Kentucky Republican Senate candidate Rand Paul said Thursday that Medicare recipients may have to "bear more of the burden" to shore up the health program's finances as rising numbers of seniors rely on its benefits.
While accepting a business group's endorsement, the tea party-backed Paul told reporters that dealing with looming Medicare shortfalls will require a bipartisan solution, but said options could include higher premiums.
"Nobody wants that," Paul said during a question-and-answer session in a steamy business warehouse. "I don't want higher premiums. But I also don't want the system to be bankrupt where we can't pay for Medicare at all.
"So I think we need to be adults and talk about the fact that we're short of money."
Trustees who oversee Medicare have projected the Medicare Hospital trust fund would be exhausted in 2029.
During an interview earlier Thursday on WHAS-AM in Louisville, Paul was asked what cuts could be made to such popular programs as Medicare as the Republican spoke of the need for spending cuts across government.
"You want to have more participation by the person who's receiving the entitlement," Paul replied. "By that I mean that they need to be more involved with some sort of economic transaction every time they use their entitlement, and that means they have to bear more of the burden."
Later, Paul said the problem is purely demographic, caused by surging numbers of retirees compared to people left in the work force.
"We have to address it head on and not put our head in the sand and say we'll just keep borrowing money," he said.
Paul has previously stressed that he would not change Medicare rules for retirees or people nearing retirement.

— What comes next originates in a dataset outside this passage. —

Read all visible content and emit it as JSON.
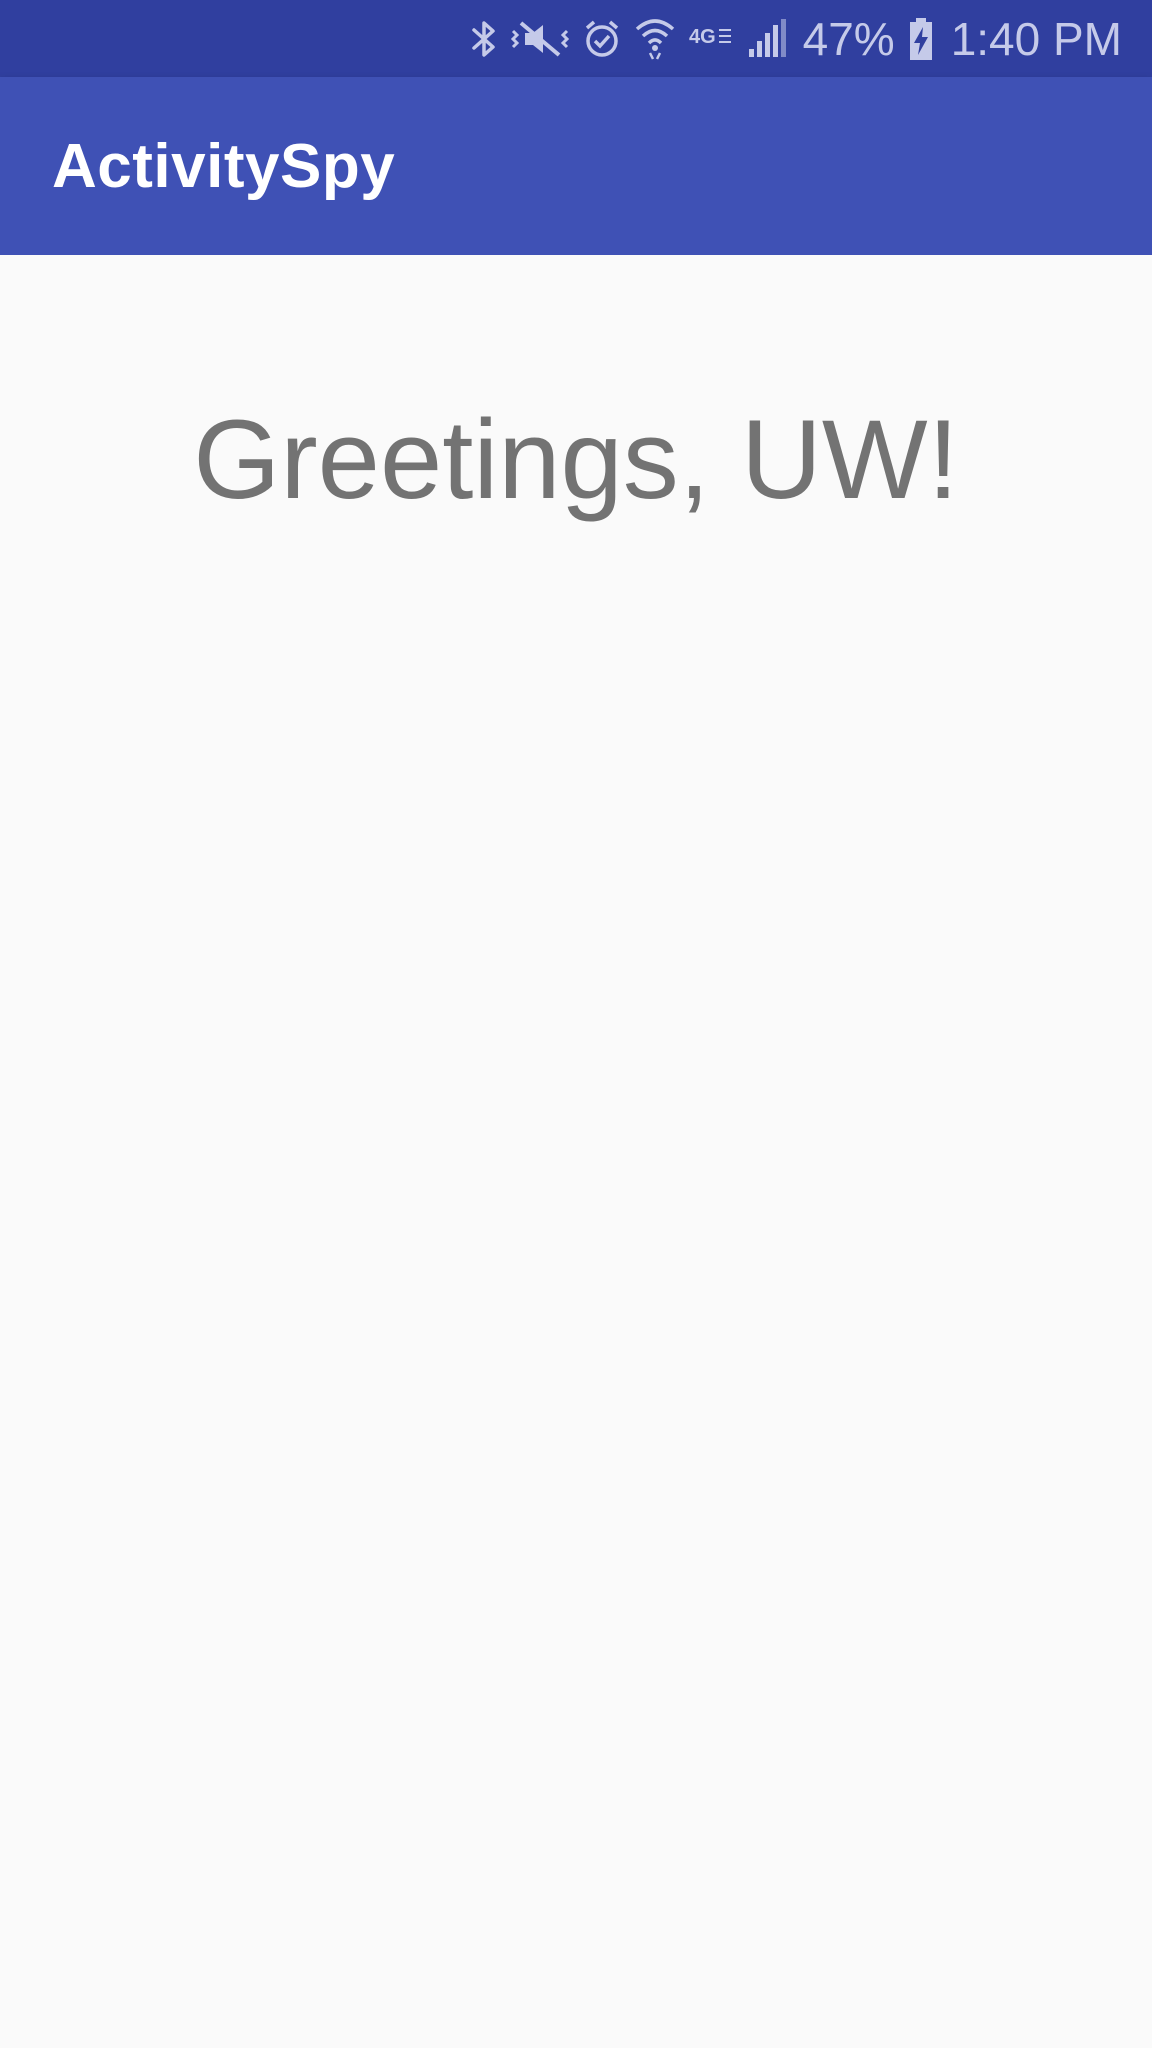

He has said that eligibility may have to be looked at along with other options to help shore up Medicare, but said in an interview following the May primary that "I'm not jumping up and down and saying let's raise the age."

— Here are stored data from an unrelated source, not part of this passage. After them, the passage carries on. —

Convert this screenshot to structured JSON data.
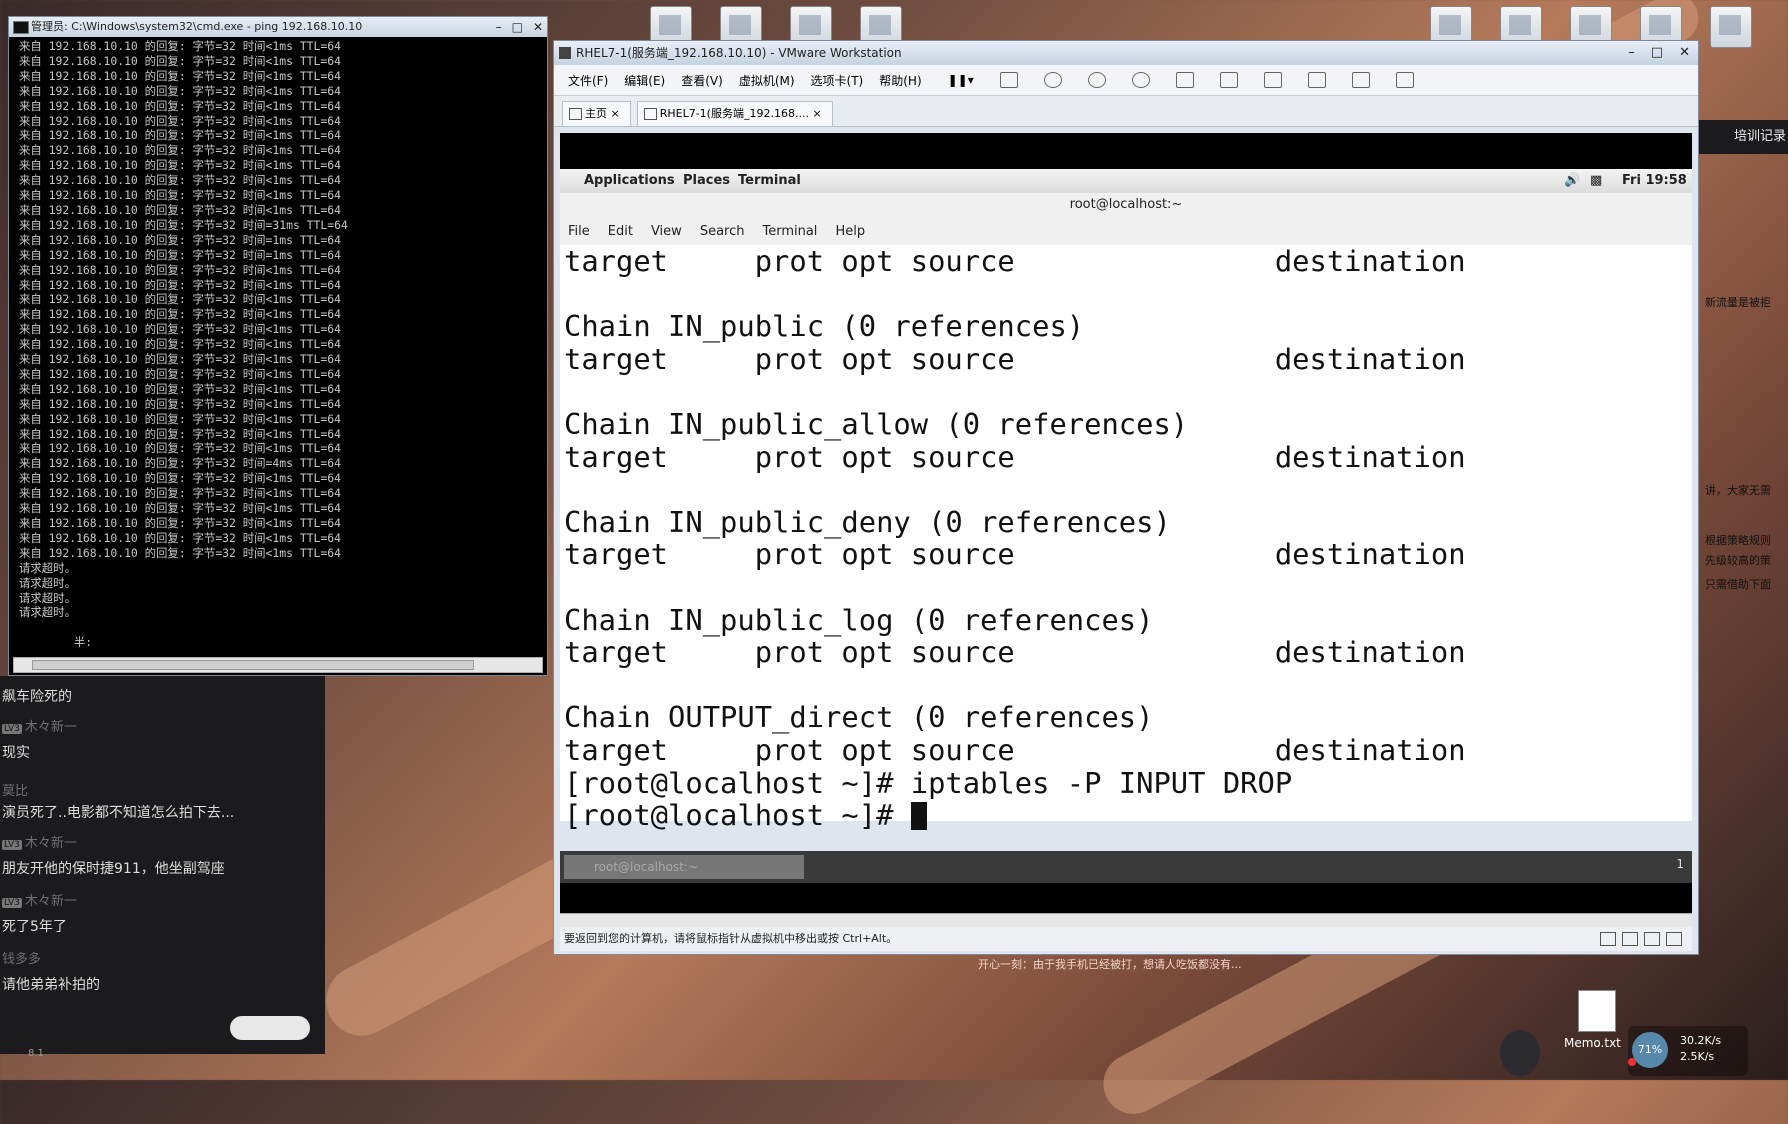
{
  "cmd": {
    "title": "管理员: C:\\Windows\\system32\\cmd.exe - ping  192.168.10.10",
    "lines": [
      "来自 192.168.10.10 的回复: 字节=32 时间<1ms TTL=64",
      "来自 192.168.10.10 的回复: 字节=32 时间<1ms TTL=64",
      "来自 192.168.10.10 的回复: 字节=32 时间<1ms TTL=64",
      "来自 192.168.10.10 的回复: 字节=32 时间<1ms TTL=64",
      "来自 192.168.10.10 的回复: 字节=32 时间<1ms TTL=64",
      "来自 192.168.10.10 的回复: 字节=32 时间<1ms TTL=64",
      "来自 192.168.10.10 的回复: 字节=32 时间<1ms TTL=64",
      "来自 192.168.10.10 的回复: 字节=32 时间<1ms TTL=64",
      "来自 192.168.10.10 的回复: 字节=32 时间<1ms TTL=64",
      "来自 192.168.10.10 的回复: 字节=32 时间<1ms TTL=64",
      "来自 192.168.10.10 的回复: 字节=32 时间<1ms TTL=64",
      "来自 192.168.10.10 的回复: 字节=32 时间<1ms TTL=64",
      "来自 192.168.10.10 的回复: 字节=32 时间=31ms TTL=64",
      "来自 192.168.10.10 的回复: 字节=32 时间=1ms TTL=64",
      "来自 192.168.10.10 的回复: 字节=32 时间=1ms TTL=64",
      "来自 192.168.10.10 的回复: 字节=32 时间<1ms TTL=64",
      "来自 192.168.10.10 的回复: 字节=32 时间<1ms TTL=64",
      "来自 192.168.10.10 的回复: 字节=32 时间<1ms TTL=64",
      "来自 192.168.10.10 的回复: 字节=32 时间<1ms TTL=64",
      "来自 192.168.10.10 的回复: 字节=32 时间<1ms TTL=64",
      "来自 192.168.10.10 的回复: 字节=32 时间<1ms TTL=64",
      "来自 192.168.10.10 的回复: 字节=32 时间<1ms TTL=64",
      "来自 192.168.10.10 的回复: 字节=32 时间<1ms TTL=64",
      "来自 192.168.10.10 的回复: 字节=32 时间<1ms TTL=64",
      "来自 192.168.10.10 的回复: 字节=32 时间<1ms TTL=64",
      "来自 192.168.10.10 的回复: 字节=32 时间<1ms TTL=64",
      "来自 192.168.10.10 的回复: 字节=32 时间<1ms TTL=64",
      "来自 192.168.10.10 的回复: 字节=32 时间<1ms TTL=64",
      "来自 192.168.10.10 的回复: 字节=32 时间=4ms TTL=64",
      "来自 192.168.10.10 的回复: 字节=32 时间<1ms TTL=64",
      "来自 192.168.10.10 的回复: 字节=32 时间<1ms TTL=64",
      "来自 192.168.10.10 的回复: 字节=32 时间<1ms TTL=64",
      "来自 192.168.10.10 的回复: 字节=32 时间<1ms TTL=64",
      "来自 192.168.10.10 的回复: 字节=32 时间<1ms TTL=64",
      "来自 192.168.10.10 的回复: 字节=32 时间<1ms TTL=64",
      "请求超时。",
      "请求超时。",
      "请求超时。",
      "请求超时。",
      "",
      "        半:"
    ]
  },
  "chat": {
    "messages": [
      {
        "user": "",
        "text": "飙车险死的"
      },
      {
        "user": "木々新一",
        "lv": "LV3",
        "text": "现实"
      },
      {
        "user": "莫比",
        "text": "演员死了..电影都不知道怎么拍下去..."
      },
      {
        "user": "木々新一",
        "lv": "LV3",
        "text": "朋友开他的保时捷911，他坐副驾座"
      },
      {
        "user": "木々新一",
        "lv": "LV3",
        "text": "死了5年了"
      },
      {
        "user": "钱多多",
        "text": "请他弟弟补拍的"
      }
    ],
    "footer_num": "8.1"
  },
  "vmware": {
    "title": "RHEL7-1(服务端_192.168.10.10) - VMware Workstation",
    "menu": [
      "文件(F)",
      "编辑(E)",
      "查看(V)",
      "虚拟机(M)",
      "选项卡(T)",
      "帮助(H)"
    ],
    "tabs": [
      {
        "label": "主页"
      },
      {
        "label": "RHEL7-1(服务端_192.168...."
      }
    ],
    "gnome": {
      "applications": "Applications",
      "places": "Places",
      "terminal": "Terminal",
      "clock": "Fri 19:58"
    },
    "terminal": {
      "title": "root@localhost:~",
      "menu": [
        "File",
        "Edit",
        "View",
        "Search",
        "Terminal",
        "Help"
      ],
      "lines": [
        "target     prot opt source               destination",
        "",
        "Chain IN_public (0 references)",
        "target     prot opt source               destination",
        "",
        "Chain IN_public_allow (0 references)",
        "target     prot opt source               destination",
        "",
        "Chain IN_public_deny (0 references)",
        "target     prot opt source               destination",
        "",
        "Chain IN_public_log (0 references)",
        "target     prot opt source               destination",
        "",
        "Chain OUTPUT_direct (0 references)",
        "target     prot opt source               destination",
        "[root@localhost ~]# iptables -P INPUT DROP"
      ],
      "prompt": "[root@localhost ~]# "
    },
    "taskbar": {
      "task": "root@localhost:~",
      "page": "1"
    },
    "status": "要返回到您的计算机，请将鼠标指针从虚拟机中移出或按 Ctrl+Alt。"
  },
  "right_panel": {
    "tag": "培训记录",
    "snippets": [
      "新流量是被拒",
      "讲，大家无需",
      "根据策略规则",
      "先级较高的策",
      "只需借助下面"
    ]
  },
  "tray": {
    "memo": "Memo.txt",
    "cpu": "71%",
    "up": "30.2K/s",
    "down": "2.5K/s",
    "bottom_note": "开心一刻：由于我手机已经被打，想请人吃饭都没有..."
  }
}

Paul's campaign has said about half of Paul's medical income as a Bowling Green eye doctor has come from Medicare and Medicaid payments, amounts it has characterized as in line with the average for eye doctors nationally.

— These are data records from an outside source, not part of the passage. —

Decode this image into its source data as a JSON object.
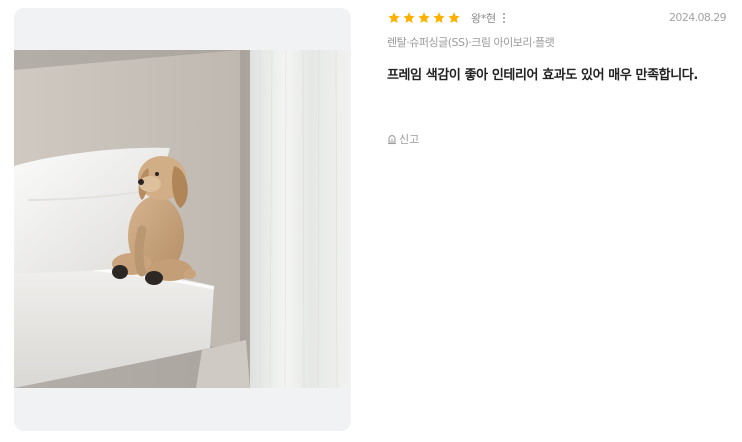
{
  "review": {
    "rating": 5,
    "star_color": "#FFB100",
    "author": "왕*현",
    "more_icon": "more-vertical-icon",
    "date": "2024.08.29",
    "option": "렌탈·슈퍼싱글(SS)·크림 아이보리·플랫",
    "text": "프레임 색감이 좋아 인테리어 효과도 있어 매우 만족합니다.",
    "report_icon": "siren-icon",
    "report_label": "신고"
  }
}
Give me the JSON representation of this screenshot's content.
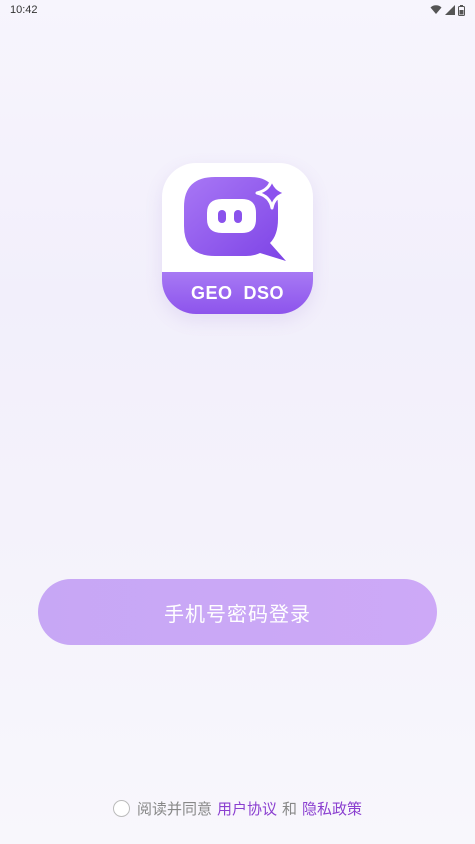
{
  "status_bar": {
    "time": "10:42",
    "icons": [
      "wifi-icon",
      "signal-icon",
      "battery-icon"
    ]
  },
  "logo": {
    "band_text": "GEO  DSO",
    "icon": "chat-bubble-sparkle-icon",
    "band_color": "#9a66f0",
    "mark_color": "#8c52ee"
  },
  "login": {
    "button_label": "手机号密码登录"
  },
  "agreement": {
    "prefix": "阅读并同意",
    "user_agreement": "用户协议",
    "and": "和",
    "privacy_policy": "隐私政策"
  }
}
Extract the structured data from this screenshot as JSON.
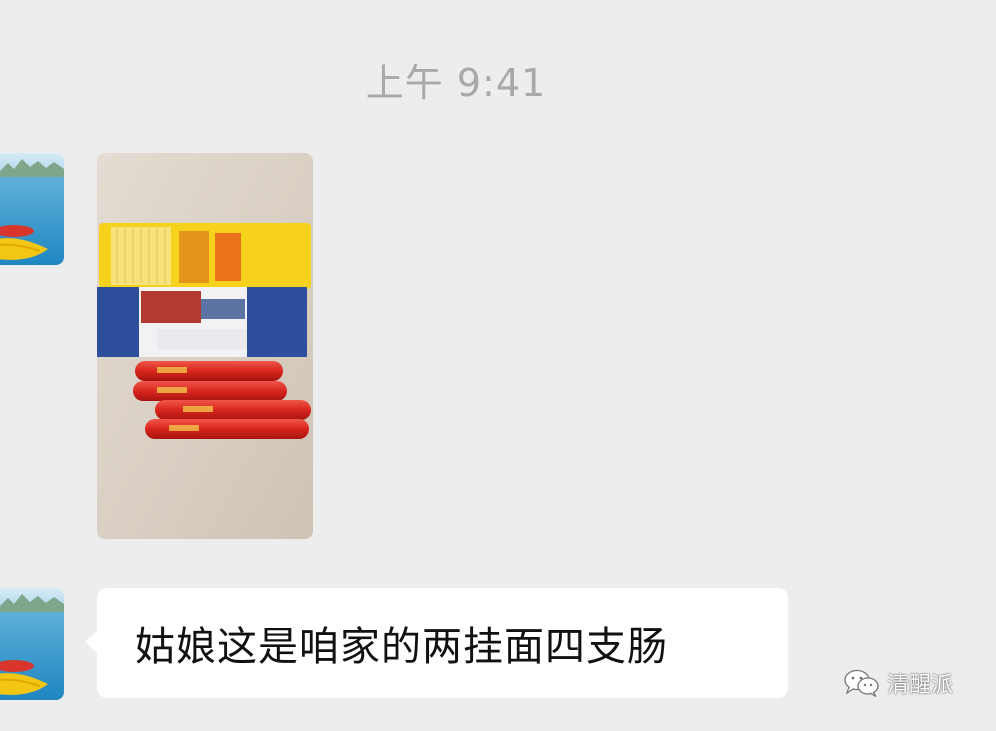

Paul is locked in a closely watched race against Democrat Jack Conway, whose campaign seized on Paul's comments to question his commitment to the government health program for seniors.
Conway campaign spokesman John Collins said Paul wants to "force seniors to pay more for basic health care, and put more money into his own pocket. It's just another example of him being out of step with Kentucky values."
Meanwhile, Paul picked up an endorsement from the National Federation of Independent Business, marking his second business endorsement in days. Last week, the U.S. Chamber of Commerce announced it backs Paul and launched a $500,000 ad campaign in Kentucky that accuses Conway of supporting Medicare cuts by backing the federal health care overhaul.
Conway has denounced the chamber ad as a scare tactic.
"If seniors ought to be scared by any candidacy, they ought to be scared by Rand Paul's for a number of reasons. He's called Medicare socialism, essentially," Conway said in an interview Wednesday.
Paul sounded business-friendly themes Thursday in accepting the NFIB endorsement during a campaign swing through Louisville, the state's largest city and Conway's hometown. Conway, the state's attorney general, needs to roll up huge margins in Louisville to try to offset Paul's perceived advantages in rural areas of Kentucky.
Paul said government needs to "get out of the way" of private business - calling it the best prescription for job growth. He called for relaxing regulations and urged a permanent extension of Bush-era tax cuts.
"Giving someone a one-time stimulus check, or a one-time tax cut that expires doesn't allow the predictability that business needs," he said.
Keeping up another familiar theme, Paul railed against the health care overhaul championed by President Barack Obama, saying it will increase health care costs for small businesses, which he said threatens to curb job growth.
Tom Underwood, state director of the National Federation of Independent Business, said Paul sympathizes with the challenges faced by small businesses.
"Having his own small private practice he's made payrolls, he understands what the challenges are," Underwood said.
Underwood said he didn't expect his group to run TV campaign ads, but instead will send out mailings to its approximately 7,000 Kentucky members.